Okay, so it’s been a while. Re-entry from BoostCon hasn’t been quite as smooth as I’d hoped, and I probably have a few other excuses if I dig for them. Anyway, I know some of you are waiting for a BoostCon trip report, and I’ll be trying to push out one installment every day. Here’s the first.
Saturday, May 2, 3:30pm: On the flight in from Denver, I have the seat with the most legroom of all. It’s all the way in back, in the middle, in a row of five seats straight across the whole aisle, just like where the bad kids used to sit on the bus. The only “E” seat on the whole plane, so I have the entire aisle for my long limbs as long as nobody needs to walk around.
The de Havilland Dash 8-200 is just a regional commuter plane, but with two engines hanging beneath a top-mounted wing it gives the impression from the outside of being a big, lumbering beast. The sound of the props on the inside manages to keep up that impression despite the cramped quarters. We’re grinding through thick, low clouds on our way to Sardy Field, the airport serving Aspen, Colorado. I can’t see a thing out there. Man, flying on instruments in the mountains. I’m glad that’s not my job!
Suddenly we drop out of the low clouds and land, all at once. The forecast has been threatening rain or even snow for days, so I’m a little concerned about what kind of weather we’ll have for the conference. This doesn’t look too promising, and it’s chilly. The second I step off the plane and take a breath, though, it’s like finding my place again in the world. That familiar thin Aspen air brings a smile to my face, and I stop worrying.

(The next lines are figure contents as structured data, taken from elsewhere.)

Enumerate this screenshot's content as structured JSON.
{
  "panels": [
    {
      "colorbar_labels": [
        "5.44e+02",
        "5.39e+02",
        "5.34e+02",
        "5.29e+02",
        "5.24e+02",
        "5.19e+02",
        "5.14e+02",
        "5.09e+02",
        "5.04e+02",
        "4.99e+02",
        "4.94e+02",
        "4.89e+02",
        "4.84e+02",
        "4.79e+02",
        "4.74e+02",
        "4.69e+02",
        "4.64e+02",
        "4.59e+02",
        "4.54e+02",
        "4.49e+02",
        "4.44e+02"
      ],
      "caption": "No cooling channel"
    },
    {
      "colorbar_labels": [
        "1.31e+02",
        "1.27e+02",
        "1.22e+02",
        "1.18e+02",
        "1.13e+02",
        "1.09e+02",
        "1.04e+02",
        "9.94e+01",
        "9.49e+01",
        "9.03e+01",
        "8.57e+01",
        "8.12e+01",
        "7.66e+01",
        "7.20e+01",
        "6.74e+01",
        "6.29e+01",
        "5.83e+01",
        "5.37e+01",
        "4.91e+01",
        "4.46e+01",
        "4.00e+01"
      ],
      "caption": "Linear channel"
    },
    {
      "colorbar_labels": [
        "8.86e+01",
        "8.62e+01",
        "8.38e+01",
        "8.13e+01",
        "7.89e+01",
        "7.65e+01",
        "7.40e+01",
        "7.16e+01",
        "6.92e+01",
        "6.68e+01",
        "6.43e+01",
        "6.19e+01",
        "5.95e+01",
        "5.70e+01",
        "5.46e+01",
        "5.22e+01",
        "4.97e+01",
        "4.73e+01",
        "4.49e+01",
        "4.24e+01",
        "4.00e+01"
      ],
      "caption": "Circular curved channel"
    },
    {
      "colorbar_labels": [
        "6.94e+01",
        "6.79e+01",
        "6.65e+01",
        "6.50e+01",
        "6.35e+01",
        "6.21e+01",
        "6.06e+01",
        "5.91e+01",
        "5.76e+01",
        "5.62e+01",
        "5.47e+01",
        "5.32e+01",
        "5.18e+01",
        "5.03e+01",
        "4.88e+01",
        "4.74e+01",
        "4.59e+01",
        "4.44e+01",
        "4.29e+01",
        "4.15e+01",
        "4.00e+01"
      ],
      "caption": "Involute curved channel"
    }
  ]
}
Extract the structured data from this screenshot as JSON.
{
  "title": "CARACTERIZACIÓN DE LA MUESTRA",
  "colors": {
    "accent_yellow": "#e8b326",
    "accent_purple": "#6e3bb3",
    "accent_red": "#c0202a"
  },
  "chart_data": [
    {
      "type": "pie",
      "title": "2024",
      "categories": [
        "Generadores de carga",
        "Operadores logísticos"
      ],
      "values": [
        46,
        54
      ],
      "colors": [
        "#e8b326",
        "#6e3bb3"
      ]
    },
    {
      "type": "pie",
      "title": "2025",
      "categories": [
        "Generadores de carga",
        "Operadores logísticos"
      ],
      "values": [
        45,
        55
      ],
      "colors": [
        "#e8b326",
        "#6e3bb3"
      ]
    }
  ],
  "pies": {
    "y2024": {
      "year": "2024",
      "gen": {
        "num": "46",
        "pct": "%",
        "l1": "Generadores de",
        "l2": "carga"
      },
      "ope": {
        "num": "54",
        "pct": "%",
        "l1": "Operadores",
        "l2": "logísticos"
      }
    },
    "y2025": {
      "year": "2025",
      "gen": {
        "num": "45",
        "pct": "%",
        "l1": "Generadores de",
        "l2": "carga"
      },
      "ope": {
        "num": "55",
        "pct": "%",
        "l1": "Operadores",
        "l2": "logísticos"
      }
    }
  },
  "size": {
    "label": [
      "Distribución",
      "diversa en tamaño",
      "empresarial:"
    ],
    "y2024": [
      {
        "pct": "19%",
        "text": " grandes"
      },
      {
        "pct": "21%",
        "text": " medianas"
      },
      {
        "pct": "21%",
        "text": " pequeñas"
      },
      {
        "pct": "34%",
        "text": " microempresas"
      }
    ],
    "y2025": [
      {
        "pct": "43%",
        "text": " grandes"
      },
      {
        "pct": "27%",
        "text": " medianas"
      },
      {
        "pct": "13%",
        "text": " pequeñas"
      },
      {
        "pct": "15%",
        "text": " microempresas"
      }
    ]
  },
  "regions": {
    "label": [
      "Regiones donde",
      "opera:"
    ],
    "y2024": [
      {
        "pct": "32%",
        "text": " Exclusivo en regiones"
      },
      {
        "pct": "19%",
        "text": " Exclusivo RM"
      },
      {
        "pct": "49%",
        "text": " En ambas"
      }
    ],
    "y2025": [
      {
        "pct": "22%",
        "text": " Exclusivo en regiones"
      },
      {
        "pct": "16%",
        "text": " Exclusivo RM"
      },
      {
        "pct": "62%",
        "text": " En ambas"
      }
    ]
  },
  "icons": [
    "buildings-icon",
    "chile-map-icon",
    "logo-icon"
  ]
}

Sardy Field is a tiny airport. There are no “jetways.” Your plane stops and you climb out and down the steps, wait for a baggage handler to bring over any gate-checked bags (in my case, a guitar), and walk across the tarmac to the door. Today an unanxious “crowd” of four or five people is gathered around the baggage carousel, waiting for suitcases. Somehow I ended up with a big one again. It always seems like I need to pack extra stuff for this conference.
The conference hotel (the Aspen Meadows Resort) runs a shuttle service, but I can’t remember whether I asked them to pick me up or not, so I wait around outside the airport for a little while. Ah, well, a cab pulls up and I’m tired of waiting, so off we go.
Last year’s room at the Meadows was a little ways off from the main building, with its back facing onto the Roaring Fork River. This year I’m back in the first building, with its back facing onto the actual meadow. As usual, the accomodations are amazing, especially if you’re a fan of mid-century modern design. Every “room” is actually more like an apartment, with huge windows on either end, a small kitchen in the middle and a big living area in back where you can entertain guests without seating everyone in your bedroom. Since I have to run the conference I spend my evening settling in, putting my stuff away, and taking it easy.